Williams has been several times in our country, and on one of his journeys lived a whole year in a village.
With Williams and with his wife, the scenario writer, Lucita Squier, we went to call on Lincoln Steffens. Lucita Squier wore a homespun linen Mordovian dress with cross-stitch embroidery.
"I am wearing this in remembrance of Russia," she said. We were walking along the shore of the ocean and did not tire of admiring it.
"The Black Sea is better," remarked Lucita Squier.
We praised Carmel, its houses, its trees, its tranquillity.
"I like Moscow better," remarked Lucita Squier dryly. "Don't listen to her," said Williams. "She is simply frantic. She is always thinking of Moscow. She doesn't like anything in the world except Moscow. After being there for a while she has come to prefer everything Russian. You have heard her speak! She said that the Black Sea is more beautiful than the Pacific Ocean. She is even capable of saying that the Black Sea is bigger than the Pacific Ocean, only because the Black Sea is Soviet."
"Yes," said Lucita stubbornly. "I say it and I shall continue to say it. I want to go to Moscow! We should not stay here another minute!"
Conversing thus, we walked up to the home of Lincoln Steffens, which was not visible from the street because of its thick greenery.
Steffens is a famous American writer. His autobiography in two volumes has become a classical work in America.
Heart disease would not let him get out of bed. We went into his room, where a white iron bedstead stood with its head against the window. On this bed, resting against pillows, reclined an old man in gold spectacles. A little lower than his chest, on the comforter, stood a low bench on which was a portable typewriter. Steffens was finishing an article.
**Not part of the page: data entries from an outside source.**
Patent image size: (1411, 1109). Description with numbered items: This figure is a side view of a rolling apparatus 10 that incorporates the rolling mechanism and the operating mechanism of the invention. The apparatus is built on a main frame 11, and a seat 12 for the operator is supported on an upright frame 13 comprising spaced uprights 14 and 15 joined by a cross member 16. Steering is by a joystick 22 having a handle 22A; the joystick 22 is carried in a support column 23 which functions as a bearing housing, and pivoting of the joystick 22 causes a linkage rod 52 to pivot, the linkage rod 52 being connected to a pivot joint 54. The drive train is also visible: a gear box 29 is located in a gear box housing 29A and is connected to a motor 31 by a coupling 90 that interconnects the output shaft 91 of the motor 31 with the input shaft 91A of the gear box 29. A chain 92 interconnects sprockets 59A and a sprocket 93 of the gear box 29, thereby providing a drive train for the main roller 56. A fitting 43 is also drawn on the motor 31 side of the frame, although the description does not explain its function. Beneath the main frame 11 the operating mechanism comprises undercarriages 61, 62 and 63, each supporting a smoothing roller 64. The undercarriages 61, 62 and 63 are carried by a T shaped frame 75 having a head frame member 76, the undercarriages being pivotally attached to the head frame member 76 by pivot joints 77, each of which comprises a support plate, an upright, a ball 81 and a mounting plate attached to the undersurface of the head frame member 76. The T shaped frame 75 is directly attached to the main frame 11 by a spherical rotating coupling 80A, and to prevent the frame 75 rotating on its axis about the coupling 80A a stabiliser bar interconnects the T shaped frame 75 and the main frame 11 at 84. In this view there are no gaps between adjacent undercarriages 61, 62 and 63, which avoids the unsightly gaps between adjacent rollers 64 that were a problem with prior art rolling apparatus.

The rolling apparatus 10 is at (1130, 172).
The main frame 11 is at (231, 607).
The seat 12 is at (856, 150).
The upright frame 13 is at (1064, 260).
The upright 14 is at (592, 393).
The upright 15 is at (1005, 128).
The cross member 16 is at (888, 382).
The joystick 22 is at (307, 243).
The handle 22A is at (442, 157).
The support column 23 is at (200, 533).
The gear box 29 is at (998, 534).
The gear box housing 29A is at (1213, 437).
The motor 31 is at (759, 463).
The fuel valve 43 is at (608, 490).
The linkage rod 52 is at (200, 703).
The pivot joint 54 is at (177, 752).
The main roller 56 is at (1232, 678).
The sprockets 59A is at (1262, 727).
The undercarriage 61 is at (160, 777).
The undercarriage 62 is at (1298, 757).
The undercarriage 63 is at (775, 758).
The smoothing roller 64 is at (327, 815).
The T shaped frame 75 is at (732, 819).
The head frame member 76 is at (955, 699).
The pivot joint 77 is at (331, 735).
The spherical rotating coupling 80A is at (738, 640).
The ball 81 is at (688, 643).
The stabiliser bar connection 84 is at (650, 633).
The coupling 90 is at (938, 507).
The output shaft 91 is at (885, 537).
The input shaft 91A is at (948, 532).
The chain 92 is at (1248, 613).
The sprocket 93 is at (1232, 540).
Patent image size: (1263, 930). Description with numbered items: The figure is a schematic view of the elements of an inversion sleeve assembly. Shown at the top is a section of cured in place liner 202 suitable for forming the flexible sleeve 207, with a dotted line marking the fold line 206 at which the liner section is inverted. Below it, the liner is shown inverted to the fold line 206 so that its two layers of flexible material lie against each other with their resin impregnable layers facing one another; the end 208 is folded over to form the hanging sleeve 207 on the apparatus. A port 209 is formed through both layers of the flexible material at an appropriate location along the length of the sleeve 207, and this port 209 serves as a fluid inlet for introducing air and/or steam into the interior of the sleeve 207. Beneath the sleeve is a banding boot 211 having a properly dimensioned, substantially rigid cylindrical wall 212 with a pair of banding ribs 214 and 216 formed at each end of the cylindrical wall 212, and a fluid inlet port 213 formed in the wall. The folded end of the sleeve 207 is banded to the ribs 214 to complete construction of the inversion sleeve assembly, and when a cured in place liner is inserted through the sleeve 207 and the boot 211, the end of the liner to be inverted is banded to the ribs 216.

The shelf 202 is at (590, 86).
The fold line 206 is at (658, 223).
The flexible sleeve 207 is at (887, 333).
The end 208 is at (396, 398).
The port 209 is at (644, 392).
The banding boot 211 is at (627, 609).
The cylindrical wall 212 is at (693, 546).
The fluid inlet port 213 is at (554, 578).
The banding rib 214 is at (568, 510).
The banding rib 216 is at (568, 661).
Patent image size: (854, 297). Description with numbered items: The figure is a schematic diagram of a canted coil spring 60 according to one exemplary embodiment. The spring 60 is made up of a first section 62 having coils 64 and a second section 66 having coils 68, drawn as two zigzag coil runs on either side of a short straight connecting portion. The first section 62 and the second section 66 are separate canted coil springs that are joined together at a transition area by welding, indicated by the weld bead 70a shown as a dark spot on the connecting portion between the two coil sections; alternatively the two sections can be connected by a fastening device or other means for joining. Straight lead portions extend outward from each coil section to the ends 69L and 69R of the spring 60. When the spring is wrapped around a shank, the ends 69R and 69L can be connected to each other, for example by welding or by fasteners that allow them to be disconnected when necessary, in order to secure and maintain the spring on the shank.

Steffens's illness was incurable. But like all doomed people, even those who understand their situation, he dreamed of the future, talked about it. made plans. As a matter of fact, he had only one plan for himself- to go to Moscow, so as to see before his death the land of socialism and to die there.
"I can no longer remain here," he said quietly, turning his head to the window, as if the free and easy nature of California were choking him. "I cannot bear to hear any longer this idiotic optimistic laughter."
This was said by a man who all his life had believed in American democracy, supporting it with his talents as writer, journalist, and orator. All his life he reckoned that the social structure of the United States was ideal and might secure for the people freedom and happiness. And no matter what blows he received on the way, he remained ever true to it. He was wont to say: "The whole point is that in our administration there are not enough honest people. Our social system is good, what we need is honest people."
But now he said to us:
"I wanted to write a book for my son, in which I would tell the whole truth about myself. And on the very first page I had to ..."
Suddenly we heard curt, dismal sobs. It was Lincoln Steffens weeping. With his hands he covered his thin and nervous face, the face of a scholar.
His wife raised his head and gave him a handkerchief. But, no longer embarrassed by his tears, he continued:
"I had to disclose to my son how difficult it is to regard yourself all your life as an honest man, when as a matter of fact you have been a bribetaker. Yes, without realizing it, I had been bribed by bourgeois society. I did not understand that the fame and respect with which I was rewarded were only a bribe for the support I gave to this iniquitous organization of life."
For a long time we discussed how best to transport Steffens to the Soviet Union. He could not go by train, because his weak heart would not allow that. Could he go by boat from California by way of the Panama Canal to New York, and from there through the Mediterranean to the Black Sea coast? While we were making these plans, Steffens, exhausted by the conversation, lay in bed, his hands resting on the typewriter. Having calmed down now, in his white shirt with its sailor collar, thin, with his little beard and his thin neck, he looked like the dying Don Quixote.